Difficultés liées à la langue
Environ 7 % de la population active en France éprouve des difficultés avec la lecture du français, incluant les personnes en situation d’illettrisme, les allophones, et celles atteintes de troubles spécifiques du langage comme l’aphasie. Ces groupes rencontrent des obstacles dans la compréhension du texte, des instructions complexes ou du jargon technique.
Pour améliorer l’accessibilité, il est essentiel d’utiliser un langage simple et clair, de fournir des supports visuels (icônes, pictogrammes), et d’offrir des alternatives linguistiques comme des contenus multilingues et des options de lecture assistée (synthèse vocale). Des tutoriels vidéo et des interfaces intuitives réduisent également la dépendance au texte. Ces solutions profitent à tous, en rendant les interfaces plus claires et accessibles, notamment dans des situations de stress ou de fatigue.
Difficultés liées à l’infrastructure
Les zones à faible couverture réseau, en particulier les “zones blanches” et “zones grises”, créent une fracture numérique géographique qui affecte non seulement les résidents de ces zones, mais aussi les personnes en déplacement ou les touristes. La faible connectivité limite l’accès aux services essentiels (banques, démarches administratives), dégrade l’expérience utilisateur et peut entraîner une exclusion sociale et économique.

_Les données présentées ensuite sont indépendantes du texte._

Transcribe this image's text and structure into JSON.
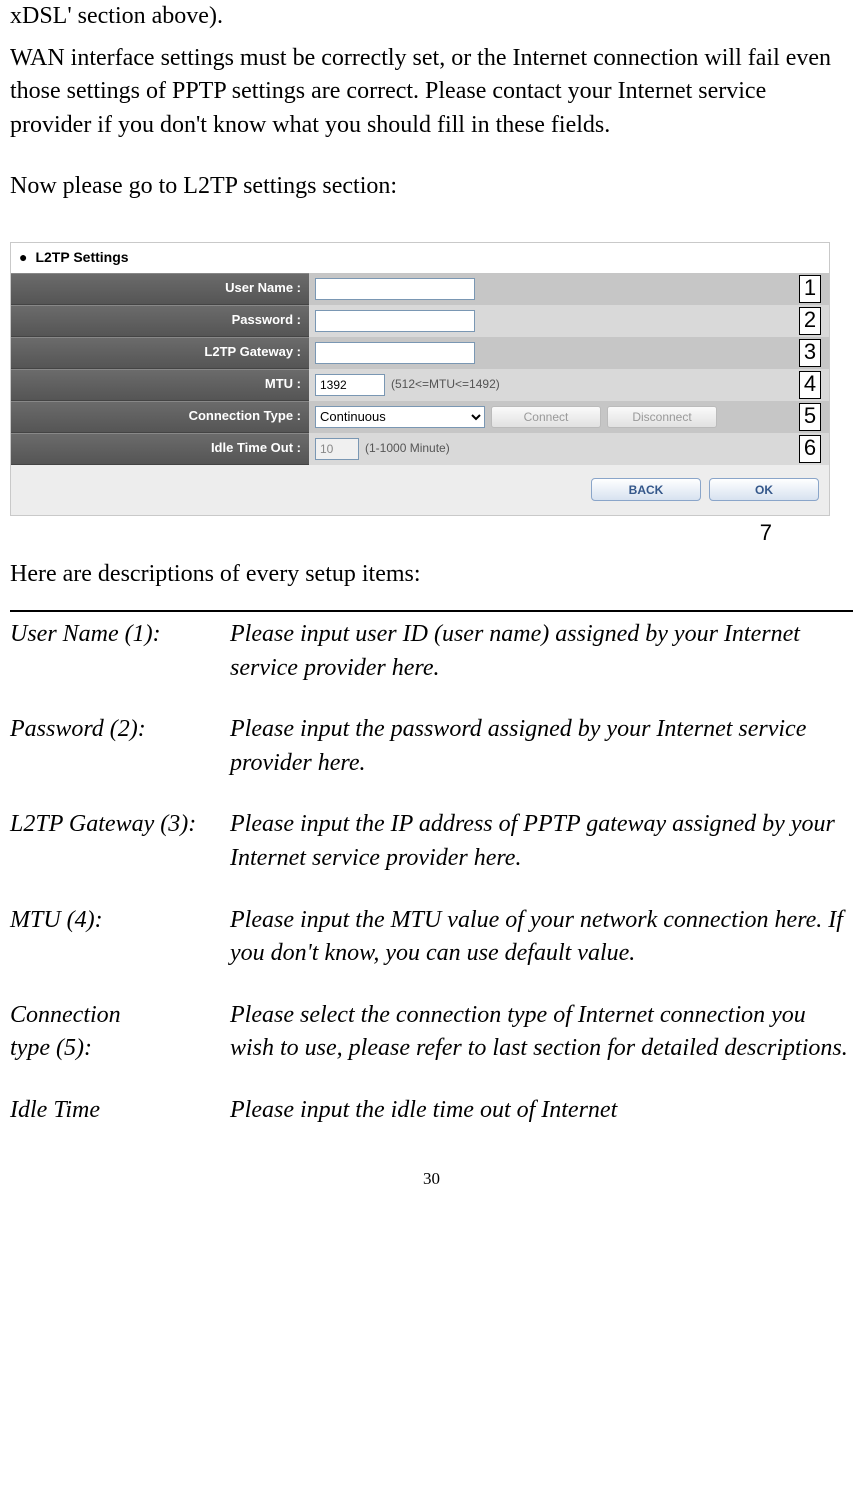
{
  "intro": {
    "line1_fragment": "xDSL' section above).",
    "para1": "WAN interface settings must be correctly set, or the Internet connection will fail even those settings of PPTP settings are correct. Please contact your Internet service provider if you don't know what you should fill in these fields.",
    "para2": "Now please go to L2TP settings section:"
  },
  "panel": {
    "title": "L2TP Settings",
    "rows": {
      "username_label": "User Name :",
      "password_label": "Password :",
      "gateway_label": "L2TP Gateway :",
      "mtu_label": "MTU :",
      "mtu_value": "1392",
      "mtu_hint": "(512<=MTU<=1492)",
      "conn_label": "Connection Type :",
      "conn_value": "Continuous",
      "connect_btn": "Connect",
      "disconnect_btn": "Disconnect",
      "idle_label": "Idle Time Out :",
      "idle_value": "10",
      "idle_hint": "(1-1000 Minute)"
    },
    "footer": {
      "back": "BACK",
      "ok": "OK"
    },
    "callouts": {
      "c1": "1",
      "c2": "2",
      "c3": "3",
      "c4": "4",
      "c5": "5",
      "c6": "6",
      "c7": "7"
    }
  },
  "desc_heading": "Here are descriptions of every setup items:",
  "defs": {
    "user_name_term": "User Name (1):",
    "user_name_desc": "Please input user ID (user name) assigned by your Internet service provider here.",
    "password_term": "Password (2):",
    "password_desc": "Please input the password assigned by your Internet service provider here.",
    "gateway_term": "L2TP Gateway (3):",
    "gateway_desc": "Please input the IP address of PPTP gateway assigned by your Internet service provider here.",
    "mtu_term": "MTU (4):",
    "mtu_desc": "Please input the MTU value of your network connection here. If you don't know, you can use default value.",
    "conn_term_l1": "Connection",
    "conn_term_l2": "type (5):",
    "conn_desc": "Please select the connection type of Internet connection you wish to use, please refer to last section for detailed descriptions.",
    "idle_term_l1": "Idle Time",
    "idle_desc_partial": "Please input the idle time out of Internet"
  },
  "page_number": "30"
}
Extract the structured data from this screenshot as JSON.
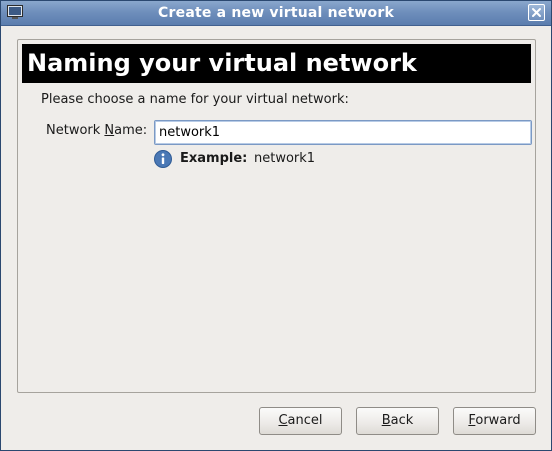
{
  "window": {
    "title": "Create a new virtual network"
  },
  "header": {
    "title": "Naming your virtual network"
  },
  "form": {
    "instructions": "Please choose a name for your virtual network:",
    "network_name_label_prefix": "Network ",
    "network_name_label_mnemonic": "N",
    "network_name_label_suffix": "ame:",
    "network_name_value": "network1",
    "hint_label": "Example:",
    "hint_value": "network1"
  },
  "buttons": {
    "cancel_mnemonic": "C",
    "cancel_rest": "ancel",
    "back_mnemonic": "B",
    "back_rest": "ack",
    "forward_mnemonic": "F",
    "forward_rest": "orward"
  },
  "icons": {
    "app": "computer-screen-icon",
    "close": "close-icon",
    "info": "info-icon"
  },
  "colors": {
    "titlebar": "#6f8fbc",
    "banner_bg": "#000000",
    "banner_text": "#ffffff",
    "info_icon": "#4a78b5",
    "input_focus_border": "#7b99c4"
  }
}
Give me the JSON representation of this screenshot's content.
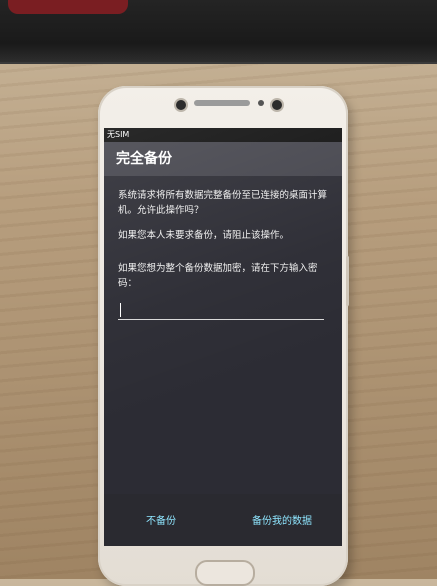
{
  "status_bar": {
    "text": "无SIM"
  },
  "dialog": {
    "title": "完全备份",
    "message1": "系统请求将所有数据完整备份至已连接的桌面计算机。允许此操作吗？",
    "message2": "如果您本人未要求备份，请阻止该操作。",
    "encrypt_prompt": "如果您想为整个备份数据加密，请在下方输入密码：",
    "password_value": "",
    "buttons": {
      "deny": "不备份",
      "backup": "备份我的数据"
    }
  },
  "colors": {
    "dialog_bg": "#2c2c34",
    "title_bg": "#45454d",
    "button_text": "#8fe6ff"
  }
}
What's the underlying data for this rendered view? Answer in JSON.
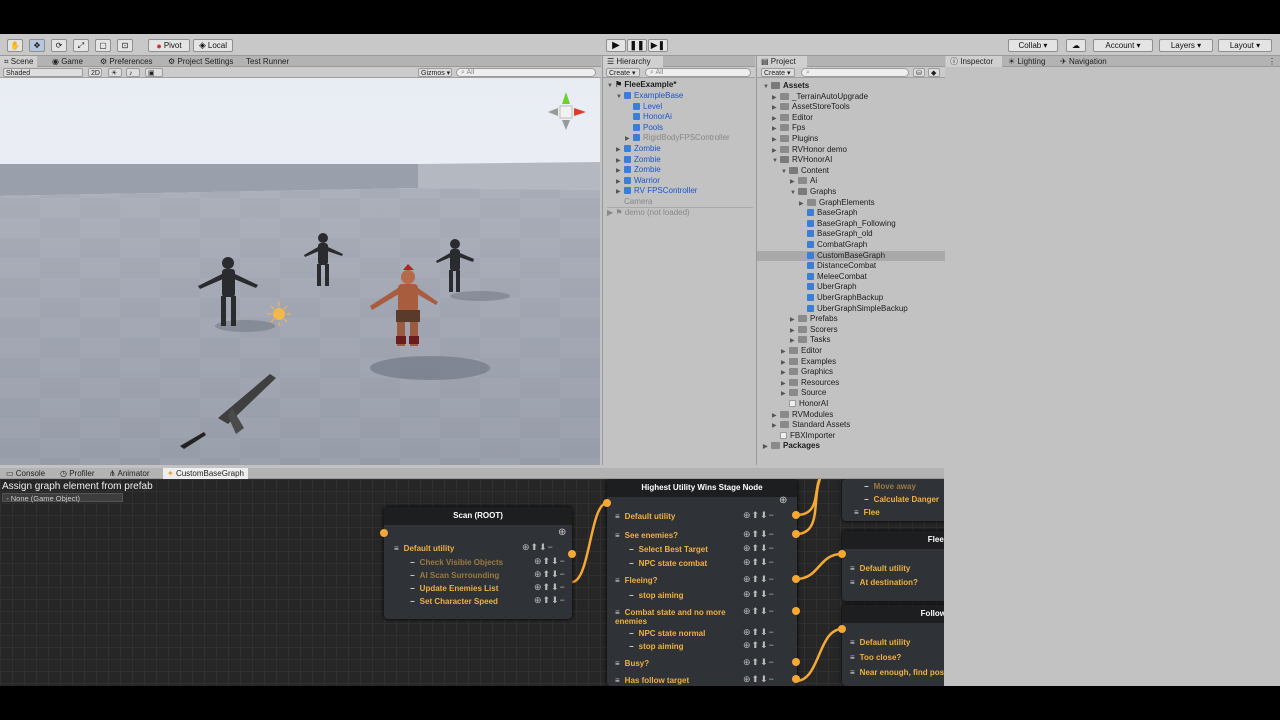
{
  "toolbar": {
    "tools": [
      "hand-icon",
      "move-icon",
      "rotate-icon",
      "scale-icon",
      "rect-icon",
      "transform-icon"
    ],
    "pivot": "Pivot",
    "local": "Local",
    "collab": "Collab ▾",
    "account": "Account",
    "layers": "Layers",
    "layout": "Layout"
  },
  "scene": {
    "tabs": [
      "Scene",
      "Game",
      "Preferences",
      "Project Settings",
      "Test Runner"
    ],
    "shading": "Shaded",
    "mode2d": "2D",
    "gizmos": "Gizmos",
    "search_placeholder": "All"
  },
  "hierarchy": {
    "tab": "Hierarchy",
    "create": "Create",
    "search_placeholder": "All",
    "scene": "FleeExample*",
    "items": [
      {
        "label": "ExampleBase",
        "indent": 1,
        "arrow": "▼",
        "color": "blue",
        "icon": "cube"
      },
      {
        "label": "Level",
        "indent": 2,
        "arrow": "",
        "color": "blue",
        "icon": "cube"
      },
      {
        "label": "HonorAi",
        "indent": 2,
        "arrow": "",
        "color": "blue",
        "icon": "cube"
      },
      {
        "label": "Pools",
        "indent": 2,
        "arrow": "",
        "color": "blue",
        "icon": "cube"
      },
      {
        "label": "RigidBodyFPSController",
        "indent": 2,
        "arrow": "▶",
        "color": "grey",
        "icon": "cube"
      },
      {
        "label": "Zombie",
        "indent": 1,
        "arrow": "▶",
        "color": "blue",
        "icon": "cube"
      },
      {
        "label": "Zombie",
        "indent": 1,
        "arrow": "▶",
        "color": "blue",
        "icon": "cube"
      },
      {
        "label": "Zombie",
        "indent": 1,
        "arrow": "▶",
        "color": "blue",
        "icon": "cube"
      },
      {
        "label": "Warrior",
        "indent": 1,
        "arrow": "▶",
        "color": "blue",
        "icon": "cube"
      },
      {
        "label": "RV FPSController",
        "indent": 1,
        "arrow": "▶",
        "color": "blue",
        "icon": "cube"
      },
      {
        "label": "Camera",
        "indent": 1,
        "arrow": "",
        "color": "grey",
        "icon": "none"
      }
    ],
    "demo": "demo (not loaded)"
  },
  "project": {
    "tab": "Project",
    "create": "Create",
    "items": [
      {
        "label": "Assets",
        "indent": 0,
        "arrow": "▼",
        "icon": "folder",
        "bold": true
      },
      {
        "label": "_TerrainAutoUpgrade",
        "indent": 1,
        "arrow": "▶",
        "icon": "folder"
      },
      {
        "label": "AssetStoreTools",
        "indent": 1,
        "arrow": "▶",
        "icon": "folder"
      },
      {
        "label": "Editor",
        "indent": 1,
        "arrow": "▶",
        "icon": "folder"
      },
      {
        "label": "Fps",
        "indent": 1,
        "arrow": "▶",
        "icon": "folder"
      },
      {
        "label": "Plugins",
        "indent": 1,
        "arrow": "▶",
        "icon": "folder"
      },
      {
        "label": "RVHonor demo",
        "indent": 1,
        "arrow": "▶",
        "icon": "folder"
      },
      {
        "label": "RVHonorAI",
        "indent": 1,
        "arrow": "▼",
        "icon": "folder"
      },
      {
        "label": "Content",
        "indent": 2,
        "arrow": "▼",
        "icon": "folder"
      },
      {
        "label": "Ai",
        "indent": 3,
        "arrow": "▶",
        "icon": "folder"
      },
      {
        "label": "Graphs",
        "indent": 3,
        "arrow": "▼",
        "icon": "folder"
      },
      {
        "label": "GraphElements",
        "indent": 4,
        "arrow": "▶",
        "icon": "folder"
      },
      {
        "label": "BaseGraph",
        "indent": 4,
        "arrow": "",
        "icon": "asset"
      },
      {
        "label": "BaseGraph_Following",
        "indent": 4,
        "arrow": "",
        "icon": "asset"
      },
      {
        "label": "BaseGraph_old",
        "indent": 4,
        "arrow": "",
        "icon": "asset"
      },
      {
        "label": "CombatGraph",
        "indent": 4,
        "arrow": "",
        "icon": "asset"
      },
      {
        "label": "CustomBaseGraph",
        "indent": 4,
        "arrow": "",
        "icon": "asset",
        "selected": true
      },
      {
        "label": "DistanceCombat",
        "indent": 4,
        "arrow": "",
        "icon": "asset"
      },
      {
        "label": "MeleeCombat",
        "indent": 4,
        "arrow": "",
        "icon": "asset"
      },
      {
        "label": "UberGraph",
        "indent": 4,
        "arrow": "",
        "icon": "asset"
      },
      {
        "label": "UberGraphBackup",
        "indent": 4,
        "arrow": "",
        "icon": "asset"
      },
      {
        "label": "UberGraphSimpleBackup",
        "indent": 4,
        "arrow": "",
        "icon": "asset"
      },
      {
        "label": "Prefabs",
        "indent": 3,
        "arrow": "▶",
        "icon": "folder"
      },
      {
        "label": "Scorers",
        "indent": 3,
        "arrow": "▶",
        "icon": "folder"
      },
      {
        "label": "Tasks",
        "indent": 3,
        "arrow": "▶",
        "icon": "folder"
      },
      {
        "label": "Editor",
        "indent": 2,
        "arrow": "▶",
        "icon": "folder"
      },
      {
        "label": "Examples",
        "indent": 2,
        "arrow": "▶",
        "icon": "folder"
      },
      {
        "label": "Graphics",
        "indent": 2,
        "arrow": "▶",
        "icon": "folder"
      },
      {
        "label": "Resources",
        "indent": 2,
        "arrow": "▶",
        "icon": "folder"
      },
      {
        "label": "Source",
        "indent": 2,
        "arrow": "▶",
        "icon": "folder"
      },
      {
        "label": "HonorAI",
        "indent": 2,
        "arrow": "",
        "icon": "file"
      },
      {
        "label": "RVModules",
        "indent": 1,
        "arrow": "▶",
        "icon": "folder"
      },
      {
        "label": "Standard Assets",
        "indent": 1,
        "arrow": "▶",
        "icon": "folder"
      },
      {
        "label": "FBXImporter",
        "indent": 1,
        "arrow": "",
        "icon": "file"
      },
      {
        "label": "Packages",
        "indent": 0,
        "arrow": "▶",
        "icon": "folder",
        "bold": true
      }
    ]
  },
  "inspector": {
    "tabs": [
      "Inspector",
      "Lighting",
      "Navigation"
    ]
  },
  "bottom": {
    "tabs": [
      "Console",
      "Profiler",
      "Animator",
      "CustomBaseGraph"
    ],
    "assign_label": "Assign graph element from prefab",
    "object_field": "None (Game Object)"
  },
  "graph": {
    "scan_node": {
      "title": "Scan (ROOT)",
      "rows": [
        {
          "label": "Default utility",
          "dim": false
        },
        {
          "label": "Check Visible Objects",
          "dim": true
        },
        {
          "label": "AI Scan Surrounding",
          "dim": true
        },
        {
          "label": "Update Enemies List",
          "dim": false
        },
        {
          "label": "Set Character Speed",
          "dim": false
        }
      ]
    },
    "hu_node": {
      "title": "Highest Utility Wins Stage Node",
      "rows": [
        {
          "label": "Default utility",
          "sub": false
        },
        {
          "label": "See enemies?",
          "sub": false
        },
        {
          "label": "Select Best Target",
          "sub": true
        },
        {
          "label": "NPC state combat",
          "sub": true
        },
        {
          "label": "Fleeing?",
          "sub": false
        },
        {
          "label": "stop aiming",
          "sub": true
        },
        {
          "label": "Combat state and no more enemies",
          "sub": false
        },
        {
          "label": "NPC state normal",
          "sub": true
        },
        {
          "label": "stop aiming",
          "sub": true
        },
        {
          "label": "Busy?",
          "sub": false
        },
        {
          "label": "Has follow target",
          "sub": false
        }
      ]
    },
    "right_top_rows": [
      "Move away",
      "Calculate Danger",
      "Flee"
    ],
    "fleeing_node": {
      "title": "Fleei",
      "rows": [
        "Default utility",
        "At destination?"
      ]
    },
    "follow_node": {
      "title": "Follow",
      "rows": [
        "Default utility",
        "Too close?",
        "Near enough, find pos"
      ]
    }
  }
}
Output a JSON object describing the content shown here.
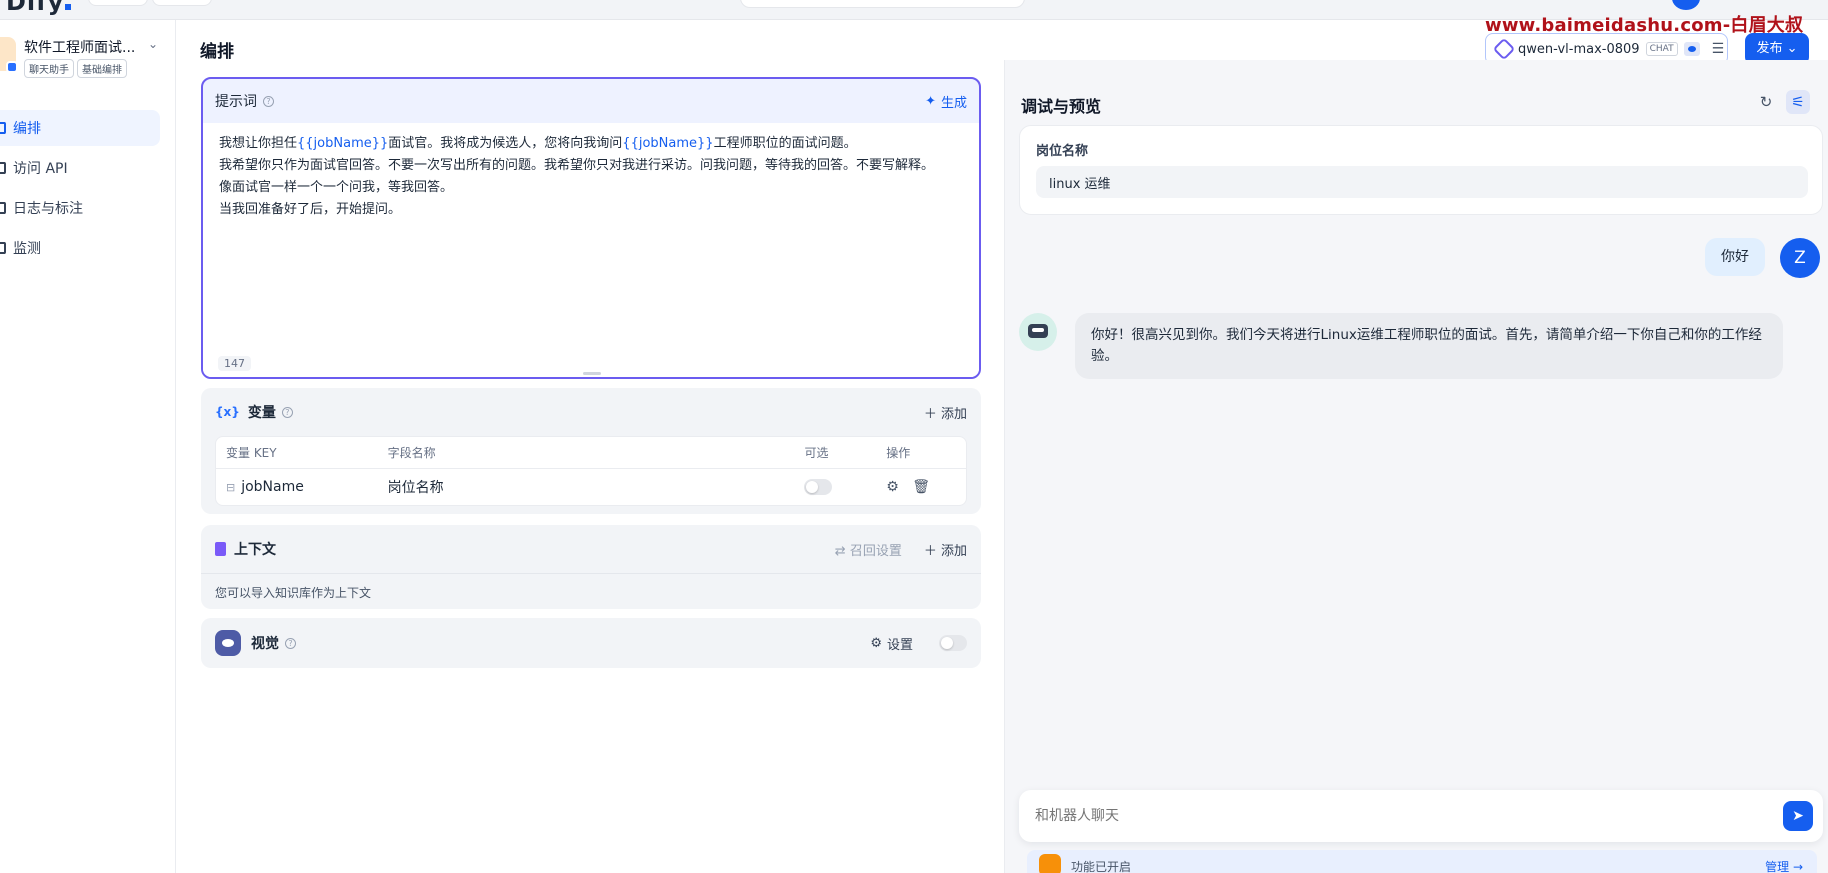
{
  "watermark": "www.baimeidashu.com-白眉大叔",
  "app": {
    "name": "软件工程师面试...",
    "tags": [
      "聊天助手",
      "基础编排"
    ]
  },
  "nav": {
    "items": [
      {
        "label": "编排",
        "active": true
      },
      {
        "label": "访问 API",
        "active": false
      },
      {
        "label": "日志与标注",
        "active": false
      },
      {
        "label": "监测",
        "active": false
      }
    ]
  },
  "page_title": "编排",
  "prompt": {
    "label": "提示词",
    "generate_label": "生成",
    "lines": [
      {
        "a": "我想让你担任",
        "v": "{{jobName}}",
        "b": "面试官。我将成为候选人，您将向我询问",
        "v2": "{{jobName}}",
        "c": "工程师职位的面试问题。"
      },
      {
        "text": "我希望你只作为面试官回答。不要一次写出所有的问题。我希望你只对我进行采访。问我问题，等待我的回答。不要写解释。"
      },
      {
        "text": "像面试官一样一个一个问我，等我回答。"
      },
      {
        "text": "当我回准备好了后，开始提问。"
      }
    ],
    "char_count": "147"
  },
  "variables": {
    "title": "变量",
    "add_label": "添加",
    "columns": [
      "变量 KEY",
      "字段名称",
      "可选",
      "操作"
    ],
    "rows": [
      {
        "key": "jobName",
        "name": "岗位名称",
        "optional": false
      }
    ]
  },
  "context": {
    "title": "上下文",
    "recall_label": "召回设置",
    "add_label": "添加",
    "description": "您可以导入知识库作为上下文"
  },
  "vision": {
    "title": "视觉",
    "settings_label": "设置",
    "enabled": false
  },
  "model": {
    "name": "qwen-vl-max-0809",
    "mode_badge": "CHAT"
  },
  "publish_label": "发布",
  "preview": {
    "title": "调试与预览",
    "field_label": "岗位名称",
    "field_value": "linux 运维",
    "user_message": "你好",
    "user_avatar": "Z",
    "bot_message": "你好！很高兴见到你。我们今天将进行Linux运维工程师职位的面试。首先，请简单介绍一下你自己和你的工作经验。",
    "input_placeholder": "和机器人聊天",
    "feature_text": "功能已开启",
    "manage_label": "管理"
  },
  "colors": {
    "accent": "#155eef",
    "prompt_border": "#6b5cf0",
    "watermark": "#b0121a"
  }
}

Pour y remédier, il est essentiel d’adopter des stratégies telles que le design responsive, l’optimisation des performances (réduction de la taille des fichiers), l’intégration de fonctionnalités hors-ligne, et la mise en cache intelligente. Des versions allégées de sites et des informations claires sur les exigences de connectivité améliorent l’accessibilité. Ces solutions profitent à tous, notamment en mobilité, tout en répondant à un enjeu d’équité territoriale.